There are some things that no matter what, I will never forget. Some firsts that with exception of severe brain damage, I am going to remember for the rest of my life.
I remember the first time I played with rope. No clue as to the date, but it was spring. I took the SAT that day, walked outside and their she was, waiting. The sun was shining, but we did not see it on the far side of the blackout curtains. We were broke, so we played with clothespins and pocket knives. She pulled out some cotton rope, from home depot, and looked around the room. One rocking chair with no good tie offs. One bed with a solid headboard, and no bars… There was no place to tie down as we wanted. So I threw on clothes and grabbed a chair from my brother’s room… The first time I was tied up it was in my brother’s chair, and it was spring.
She put my hands behind me, behind the back of the chair, looped the rope around my hands, and tied it off. Badly. They were loose, and the knot did not stay, but before I could contemplate untying myself, she had bit my neck and her nails dragged down my inner thigh. I moaned in pain, my face splitting into a wide grin.
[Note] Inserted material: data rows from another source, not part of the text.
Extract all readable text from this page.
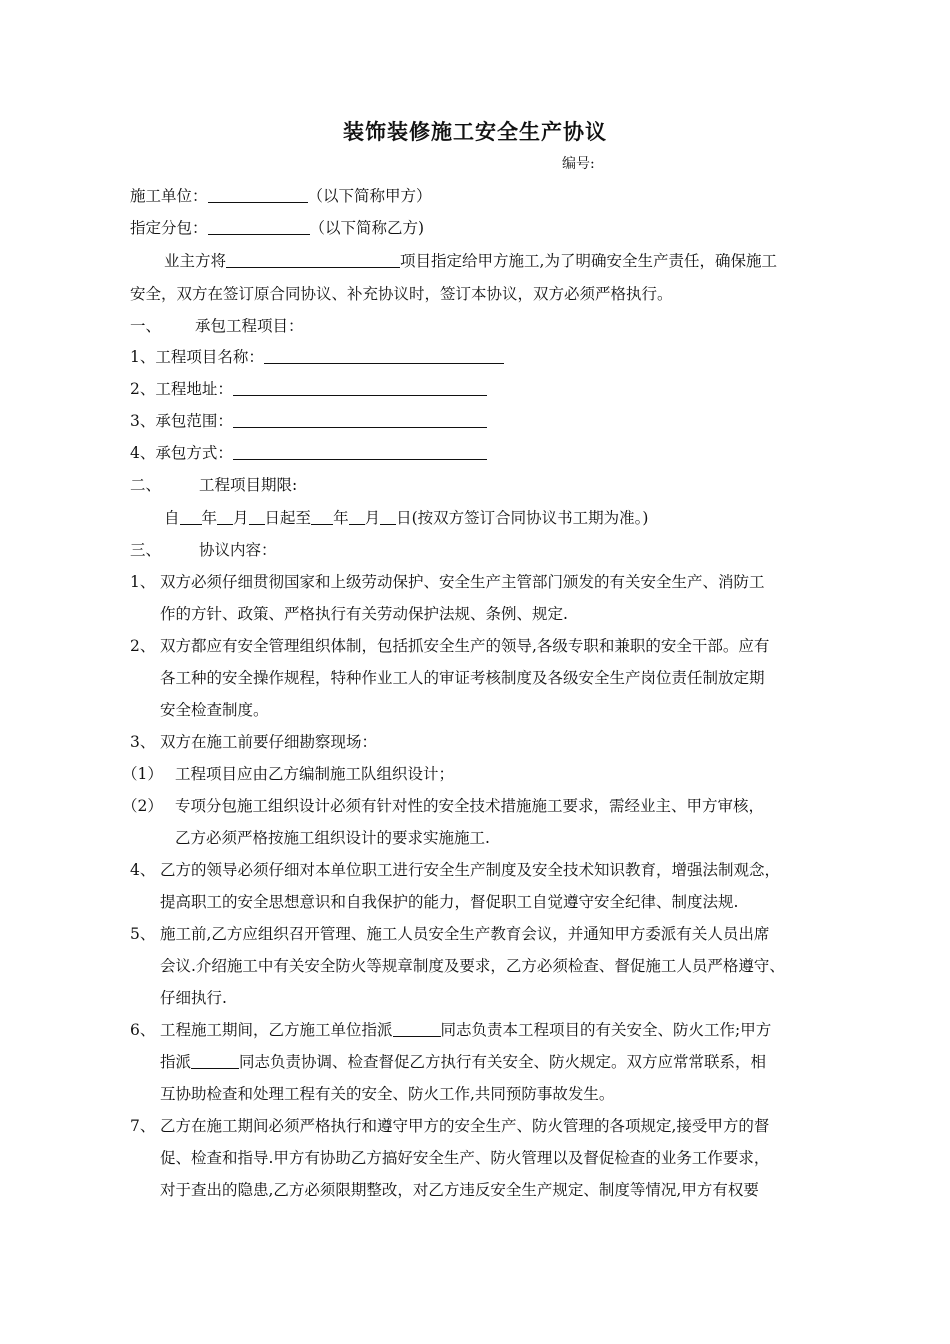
装饰装修施工安全生产协议
编号:
施工单位：	（以下简称甲方）
指定分包：	（以下简称乙方)
业主方将	项目指定给甲方施工,为了明确安全生产责任，确保施工
安全，双方在签订原合同协议、补充协议时，签订本协议，双方必须严格执行。
一、 承包工程项目：
1、工程项目名称：
2、工程地址：
3、承包范围：
4、承包方式：
二、 工程项目期限:
自 年 月 日起至 年 月 日(按双方签订合同协议书工期为准。)
三、 协议内容：
1、 双方必须仔细贯彻国家和上级劳动保护、安全生产主管部门颁发的有关安全生产、消防工
作的方针、政策、严格执行有关劳动保护法规、条例、规定.
2、 双方都应有安全管理组织体制，包括抓安全生产的领导,各级专职和兼职的安全干部。应有
各工种的安全操作规程，特种作业工人的审证考核制度及各级安全生产岗位责任制放定期
安全检查制度。
3、 双方在施工前要仔细勘察现场：
（1） 工程项目应由乙方编制施工队组织设计；
（2） 专项分包施工组织设计必须有针对性的安全技术措施施工要求，需经业主、甲方审核，
乙方必须严格按施工组织设计的要求实施施工.
4、 乙方的领导必须仔细对本单位职工进行安全生产制度及安全技术知识教育，增强法制观念，
提高职工的安全思想意识和自我保护的能力，督促职工自觉遵守安全纪律、制度法规.
5、 施工前,乙方应组织召开管理、施工人员安全生产教育会议，并通知甲方委派有关人员出席
会议.介绍施工中有关安全防火等规章制度及要求，乙方必须检查、督促施工人员严格遵守、
仔细执行.
6、 工程施工期间，乙方施工单位指派	同志负责本工程项目的有关安全、防火工作;甲方
指派	同志负责协调、检查督促乙方执行有关安全、防火规定。双方应常常联系，相
互协助检查和处理工程有关的安全、防火工作,共同预防事故发生。
7、 乙方在施工期间必须严格执行和遵守甲方的安全生产、防火管理的各项规定,接受甲方的督
促、检查和指导.甲方有协助乙方搞好安全生产、防火管理以及督促检查的业务工作要求，
对于查出的隐患,乙方必须限期整改，对乙方违反安全生产规定、制度等情况,甲方有权要
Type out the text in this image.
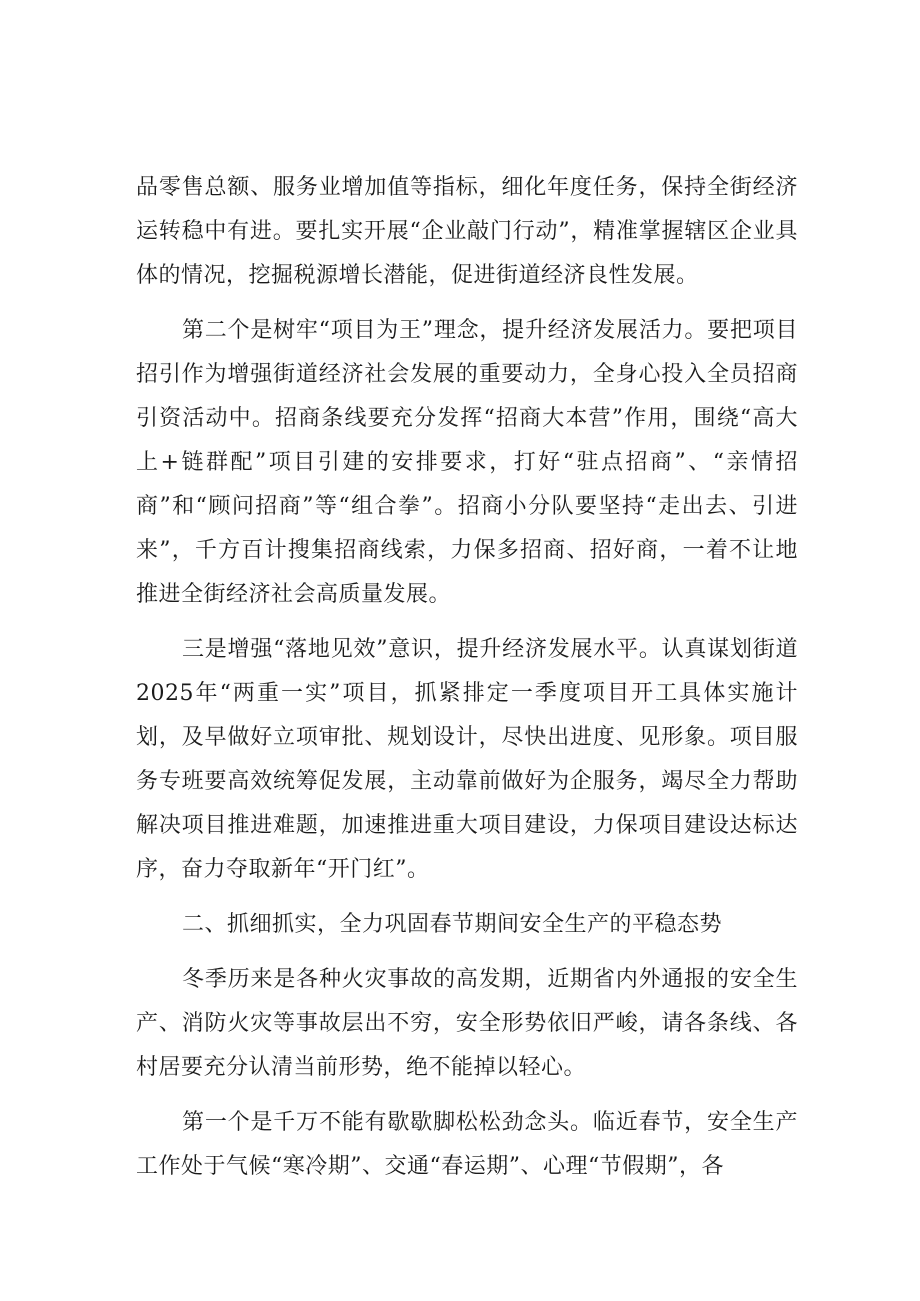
品零售总额、服务业增加值等指标，细化年度任务，保持全街经济运转稳中有进。要扎实开展“企业敲门行动”，精准掌握辖区企业具体的情况，挖掘税源增长潜能，促进街道经济良性发展。

第二个是树牢“项目为王”理念，提升经济发展活力。要把项目招引作为增强街道经济社会发展的重要动力，全身心投入全员招商引资活动中。招商条线要充分发挥“招商大本营”作用，围绕“高大上+链群配”项目引建的安排要求，打好“驻点招商”、“亲情招商”和“顾问招商”等“组合拳”。招商小分队要坚持“走出去、引进来”，千方百计搜集招商线索，力保多招商、招好商，一着不让地推进全街经济社会高质量发展。

三是增强“落地见效”意识，提升经济发展水平。认真谋划街道2025年“两重一实”项目，抓紧排定一季度项目开工具体实施计划，及早做好立项审批、规划设计，尽快出进度、见形象。项目服务专班要高效统筹促发展，主动靠前做好为企服务，竭尽全力帮助解决项目推进难题，加速推进重大项目建设，力保项目建设达标达序，奋力夺取新年“开门红”。

二、抓细抓实，全力巩固春节期间安全生产的平稳态势

冬季历来是各种火灾事故的高发期，近期省内外通报的安全生产、消防火灾等事故层出不穷，安全形势依旧严峻，请各条线、各村居要充分认清当前形势，绝不能掉以轻心。

第一个是千万不能有歇歇脚松松劲念头。临近春节，安全生产工作处于气候“寒冷期”、交通“春运期”、心理“节假期”，各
She chuckled, and set the clothespins on my nipples. She leaned in to kiss me as she set the clothespins on, and I half-screamed into her mouth. She went down on me, sucking on my clit, telling me I was such a hot boi, her boy. I never came. That wasn’t the point…
It was the first time I played with rope, and by the end I had slid out of my bonds by accident. It was spring, and for the first time, I wasn’t a girl to the other person. The first time I played with rope was the first time I ever played as me.